- 請求人が配偶者に支払った退職金が必要経費に算入できるか争われた裁決(関裁(所)令5第36号)。
- 審判所、請求人と配偶者は別居も、請求人は配偶者に生活費として月平均で11万円以上送金していることから、配偶者は請求人と「生計を一にする親族」であったと判断。
本件は、不動産あっせん業を営む請求人が、平成29年分の所得税等について、請求人の配偶者に対して退職金を支払ったとして、必要経費に計上し申告したところ、原処分庁は、配偶者は生計を一にする親族であると認められ、退職金は必要経費に算入することができないとして更正処分等を行ったことから、請求人が原処分の全部の取消しを求めた事案である。請求人は、配偶者は長年事業に従事しつつも、請求人と配偶者の住所地は別々であり、生計を一にしていないことから、退職金は平成29年分の事業所得の計算上、必要経費に算入することができるなどと主張した。
審判所は、納税義務者と生計を一にする親族が納税義務者の営む事業に従事したことなどにより対価の支払を受ける場合には、その対価に相当する金額を納税義務者の事業所得などの金額の計算上必要経費に算入しないこととしており(所法56条)、ここにいう生計を一にするとは、同一の生活単位に属し、相助けて共同の生活を営み、ないしは日常生活の糧を共通にしていることと解され、当該規定は、同居の有無自体ではなく、生計を一にするか否かによりその適用の有無が区別されるものと解されるとした。

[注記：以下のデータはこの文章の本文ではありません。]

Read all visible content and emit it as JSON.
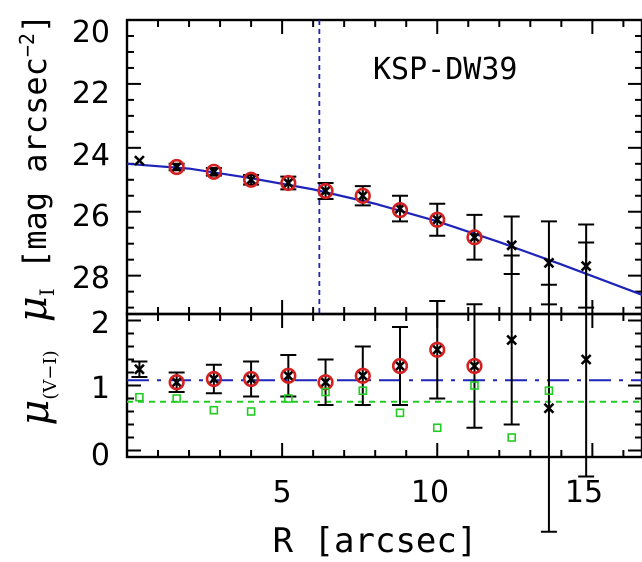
{
  "chart_data": [
    {
      "type": "scatter",
      "annotation": "KSP-DW39",
      "ylabel_symbol": "μ",
      "ylabel_sub": "I",
      "ylabel_unit": "[mag arcsec",
      "ylabel_exp": "−2",
      "ylabel_close": "]",
      "xlim": [
        0,
        16.6
      ],
      "ylim": [
        29.2,
        20
      ],
      "y_inverted": true,
      "yticks": [
        "20",
        "22",
        "24",
        "26",
        "28"
      ],
      "vline_x": 6.2,
      "series": [
        {
          "marker": "cross",
          "color": "#000000",
          "points": [
            {
              "x": 0.4,
              "y": 24.4,
              "err": 0
            },
            {
              "x": 1.6,
              "y": 24.6,
              "err": 0.1
            },
            {
              "x": 2.8,
              "y": 24.75,
              "err": 0.12
            },
            {
              "x": 4.0,
              "y": 25.0,
              "err": 0.15
            },
            {
              "x": 5.2,
              "y": 25.1,
              "err": 0.2
            },
            {
              "x": 6.4,
              "y": 25.35,
              "err": 0.25
            },
            {
              "x": 7.6,
              "y": 25.5,
              "err": 0.3
            },
            {
              "x": 8.8,
              "y": 25.9,
              "err": 0.4
            },
            {
              "x": 10.0,
              "y": 26.25,
              "err": 0.5
            },
            {
              "x": 11.2,
              "y": 26.8,
              "err": 0.7
            },
            {
              "x": 12.4,
              "y": 27.05,
              "err": 0.9
            },
            {
              "x": 13.6,
              "y": 27.6,
              "err": 1.3
            },
            {
              "x": 14.8,
              "y": 27.7,
              "err": 1.3
            }
          ]
        },
        {
          "marker": "circle",
          "color": "#d42020",
          "points": [
            {
              "x": 1.6,
              "y": 24.6
            },
            {
              "x": 2.8,
              "y": 24.75
            },
            {
              "x": 4.0,
              "y": 25.0
            },
            {
              "x": 5.2,
              "y": 25.1
            },
            {
              "x": 6.4,
              "y": 25.35
            },
            {
              "x": 7.6,
              "y": 25.5
            },
            {
              "x": 8.8,
              "y": 25.95
            },
            {
              "x": 10.0,
              "y": 26.25
            },
            {
              "x": 11.2,
              "y": 26.8
            }
          ]
        },
        {
          "marker": "line",
          "color": "#1f24b8",
          "points": [
            {
              "x": 0,
              "y": 24.5
            },
            {
              "x": 2,
              "y": 24.65
            },
            {
              "x": 4,
              "y": 24.95
            },
            {
              "x": 6,
              "y": 25.3
            },
            {
              "x": 8,
              "y": 25.75
            },
            {
              "x": 10,
              "y": 26.3
            },
            {
              "x": 12,
              "y": 26.95
            },
            {
              "x": 14,
              "y": 27.65
            },
            {
              "x": 16.6,
              "y": 28.6
            }
          ]
        }
      ]
    },
    {
      "type": "scatter",
      "ylabel_symbol": "μ",
      "ylabel_sub": "(V−I)",
      "xlabel": "R [arcsec]",
      "xlim": [
        0,
        16.6
      ],
      "ylim": [
        -0.1,
        2.1
      ],
      "xticks": [
        "5",
        "10",
        "15"
      ],
      "yticks": [
        "0",
        "1",
        "2"
      ],
      "hlines": [
        {
          "y": 1.08,
          "color": "#1f24b8",
          "style": "longdash"
        },
        {
          "y": 0.75,
          "color": "#22cc22",
          "style": "dash"
        }
      ],
      "series": [
        {
          "marker": "cross",
          "color": "#000000",
          "points": [
            {
              "x": 0.4,
              "y": 1.25,
              "err": 0.12
            },
            {
              "x": 1.6,
              "y": 1.05,
              "err": 0.15
            },
            {
              "x": 2.8,
              "y": 1.1,
              "err": 0.22
            },
            {
              "x": 4.0,
              "y": 1.1,
              "err": 0.27
            },
            {
              "x": 5.2,
              "y": 1.15,
              "err": 0.32
            },
            {
              "x": 6.4,
              "y": 1.05,
              "err": 0.35
            },
            {
              "x": 7.6,
              "y": 1.15,
              "err": 0.45
            },
            {
              "x": 8.8,
              "y": 1.3,
              "err": 0.6
            },
            {
              "x": 10.0,
              "y": 1.55,
              "err": 0.75
            },
            {
              "x": 11.2,
              "y": 1.3,
              "err": 0.95
            },
            {
              "x": 12.4,
              "y": 1.7,
              "err": 1.3
            },
            {
              "x": 13.6,
              "y": 0.65,
              "err": 1.9
            },
            {
              "x": 14.8,
              "y": 1.4,
              "err": 1.8
            }
          ]
        },
        {
          "marker": "circle",
          "color": "#d42020",
          "points": [
            {
              "x": 1.6,
              "y": 1.05
            },
            {
              "x": 2.8,
              "y": 1.1
            },
            {
              "x": 4.0,
              "y": 1.1
            },
            {
              "x": 5.2,
              "y": 1.15
            },
            {
              "x": 6.4,
              "y": 1.05
            },
            {
              "x": 7.6,
              "y": 1.15
            },
            {
              "x": 8.8,
              "y": 1.3
            },
            {
              "x": 10.0,
              "y": 1.55
            },
            {
              "x": 11.2,
              "y": 1.3
            }
          ]
        },
        {
          "marker": "square",
          "color": "#22cc22",
          "points": [
            {
              "x": 0.4,
              "y": 0.82
            },
            {
              "x": 1.6,
              "y": 0.8
            },
            {
              "x": 2.8,
              "y": 0.62
            },
            {
              "x": 4.0,
              "y": 0.6
            },
            {
              "x": 5.2,
              "y": 0.8
            },
            {
              "x": 6.4,
              "y": 0.9
            },
            {
              "x": 7.6,
              "y": 0.92
            },
            {
              "x": 8.8,
              "y": 0.58
            },
            {
              "x": 10.0,
              "y": 0.35
            },
            {
              "x": 11.2,
              "y": 1.0
            },
            {
              "x": 12.4,
              "y": 0.2
            },
            {
              "x": 13.6,
              "y": 0.92
            }
          ]
        }
      ]
    }
  ]
}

その上で本件では、請求人と配偶者は別居していたとは認められるが、配偶者の平成24年分から平成29年分までの収入は公的年金のみで、配偶者は生活のための十分な資金を自ら稼得していたとはいえないと指摘。このような状況において、請求人は、配偶者に対し生活費として月額15万円程度の送金をすることを目標としつつ、平成25年から平成29年にかけて、配偶者に対し、月平均11万円から約26万8千円の送金をしていたことからすると、配偶者は請求人からの送金によって生活を維持していたというべきであるとし、配偶者は請求人と生計を一にする親族であったとの判断を示した。
なお、請求人は、子どもが入院を繰り返したため、平穏な生活を送ることができず、納税申告をする余裕はなかったなどと主張したが、真に納税者の責めに帰することのできない客観的な事情であるとは認められないとし、「正当な理由があると認められる場合」(通則法66条1項ただし書)に該当しないとされている。